Vaccine response to trivalent inactivated influenza vaccine (TIV) is correlated with cell proliferation and immunoglobulin gene signatures

Having validated the analytic approach in samples from subjects vaccinated with YF-17D, we next applied gene set based analysis to a more challenging problem: identifying features that predict the antibody response to the inactivated influenza vaccine.

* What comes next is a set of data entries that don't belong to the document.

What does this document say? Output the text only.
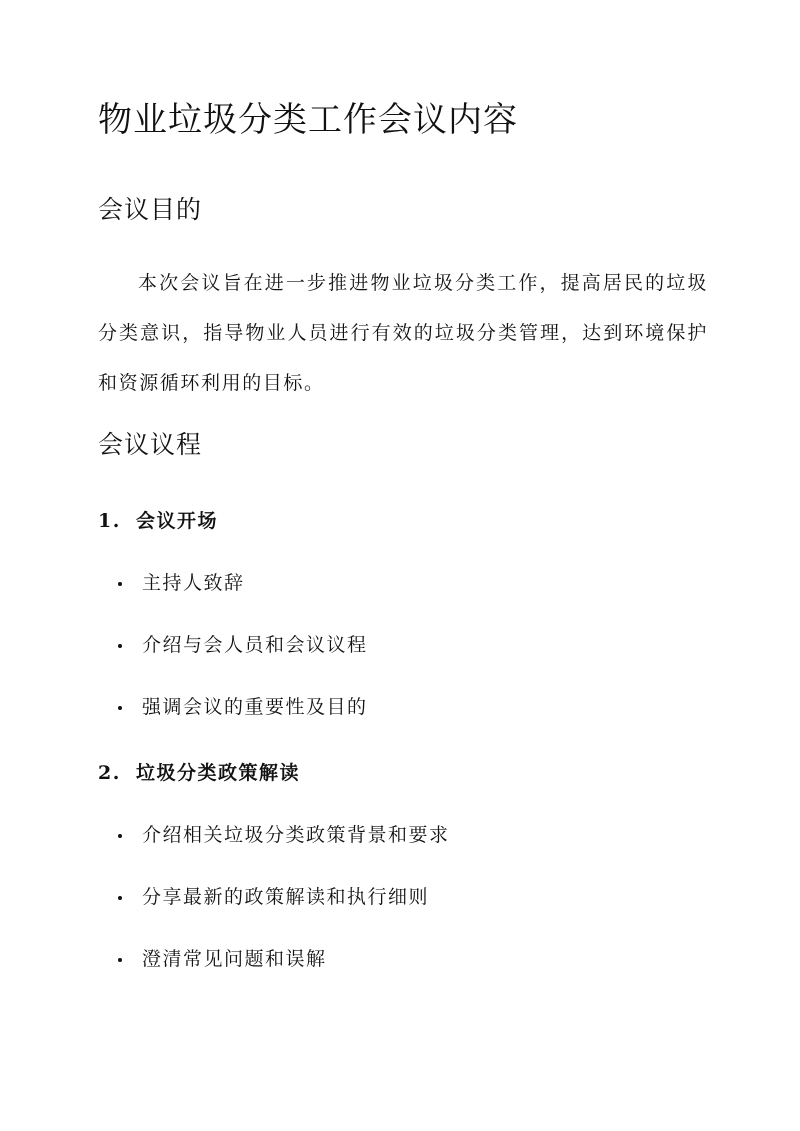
物业垃圾分类工作会议内容
会议目的

本次会议旨在进一步推进物业垃圾分类工作，提高居民的垃圾分类意识，指导物业人员进行有效的垃圾分类管理，达到环境保护和资源循环利用的目标。

会议议程
1. 会议开场
主持人致辞
介绍与会人员和会议议程
强调会议的重要性及目的
2. 垃圾分类政策解读
介绍相关垃圾分类政策背景和要求
分享最新的政策解读和执行细则
澄清常见问题和误解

We analyzed PBMC profiles from individuals vaccinated with the trivalent inactivated influenza vaccine (TIV) that were collected pre-vaccination (Day 0) and 7 days post vaccination [16]. HAI titers for each subject were available pre-vaccination and 28 days post vaccination and were used as the outcome measure of vaccine response. We calculated the magnitude of antibody responses to the vaccine (HAI response) as the maximum difference between the HAI titer at day 28 and the baseline titer (day 0) for any of the three influenza strains contained in the vaccine. We classified the vaccinated subjects as low or high HAI responders based on whether or not a fourfold increase in titer occurred after vaccination. This criterion was based on our prior study [16], and on the US Food and Drug Administration Guidance for Industry document for this field [17]. Using this criterion, 17 vaccinees had a high HAI response and 7 had a low HAI response.

To identify gene sets that correlated with a high HAI response, we compared the PBMC gene expression profile of each individual at Day 7 with the corresponding profile from Day 0, to create a list of genes ranked by their fold changes after vaccination for that subject. We then tested each subject's vaccine response for enrichment of gene sets from the same database collection as used before using ssGSEA and identified the gene sets most differentially enriched in the high responders compared with the low responders. We found 13 gene sets significantly associated with a high HAI response to vaccine (FDR < 0.25) (Figure 2A). The number of gene sets and degree of enrichment of gene sets correlated with TIV antibody response was lower than what we observed in the comparison of pre and post YF-17D vaccination. This suggests that the biological “signal” associated with influenza vaccine response is less pronounced than the effect of vaccination with YF-17D.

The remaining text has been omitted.